And I don’t know why, but what I kept returning to was what a chronic worrier I have been, basically forever – as well as I might hide it. I thought about all the different things I have spent days and weeks and months and sometimes years dreading, anticipating their coming true in a state of absolute terror. I thought about all the cool things – both big and tiny – that I have stopped myself from doing because “what if…?”
And then a realisation came that made me both smile and frown at the same time: None of the things that I can vividly remember spending a lot of time worrying about have ever actually come true.
That made me sit up. “Nah,” I thought. “That can’t be. Surely… oh… actually, maybe… Jesus, it’s true.”
Every second I have ever spent worrying about anything has been a complete fucking waste of my time. Every. Single. Second.

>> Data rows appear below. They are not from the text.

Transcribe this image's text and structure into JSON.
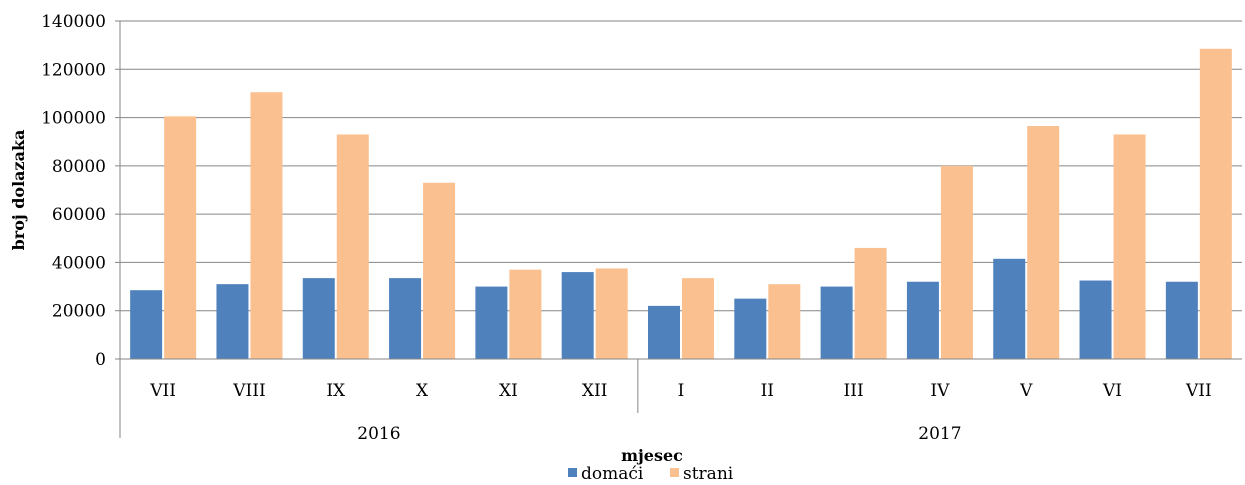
{
  "chart_data": {
    "type": "bar",
    "ylabel": "broj dolazaka",
    "xlabel": "mjesec",
    "ylim": [
      0,
      140000
    ],
    "yticks": [
      "0",
      "20000",
      "40000",
      "60000",
      "80000",
      "100000",
      "120000",
      "140000"
    ],
    "grid": true,
    "legend": "bottom",
    "groups": [
      {
        "label": "2016",
        "count": 6
      },
      {
        "label": "2017",
        "count": 7
      }
    ],
    "categories": [
      "VII",
      "VIII",
      "IX",
      "X",
      "XI",
      "XII",
      "I",
      "II",
      "III",
      "IV",
      "V",
      "VI",
      "VII"
    ],
    "series": [
      {
        "name": "domaći",
        "color": "#4f81bd",
        "values": [
          28500,
          31000,
          33500,
          33500,
          30000,
          36000,
          22000,
          25000,
          30000,
          32000,
          41500,
          32500,
          32000
        ]
      },
      {
        "name": "strani",
        "color": "#fac090",
        "values": [
          100500,
          110500,
          93000,
          73000,
          37000,
          37500,
          33500,
          31000,
          46000,
          80000,
          96500,
          93000,
          128500
        ]
      }
    ]
  }
}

I felt ashamed. I was given this gift of life. I don’t know how many Gods my soul had to sleep with to get me here, and then what do I go and spend a load of it doing? Smelling the flowers? Savouring my time? No. I was busy obsessing over how woe-is-me it would be if something “bad” were to happen in a future moment, over which I have no control.
Well, I don’t know how to break this nasty habit, and I suspect it is something I will be working on until the day I die, but I’m committed to the effort.
Because – and maybe I’m wrong – I very much doubt that when I am about to kick it, and I’m laying there on my death-bed, wearing old-timey pyjamas replete with one of those floppy hats, that I’ll be thinking “Oh, man, I wish I’d spent more of my life worrying about all that stuff that didn’t end up happening anyway…”
“It’s ruinous for the soul to be anxious about the future and miserable in advance of misery, engulfed by anxiety that the things it desires might remain its own until the very end. For such a soul will never be at rest – by longing for things to come it will lose the ability to enjoy present things.”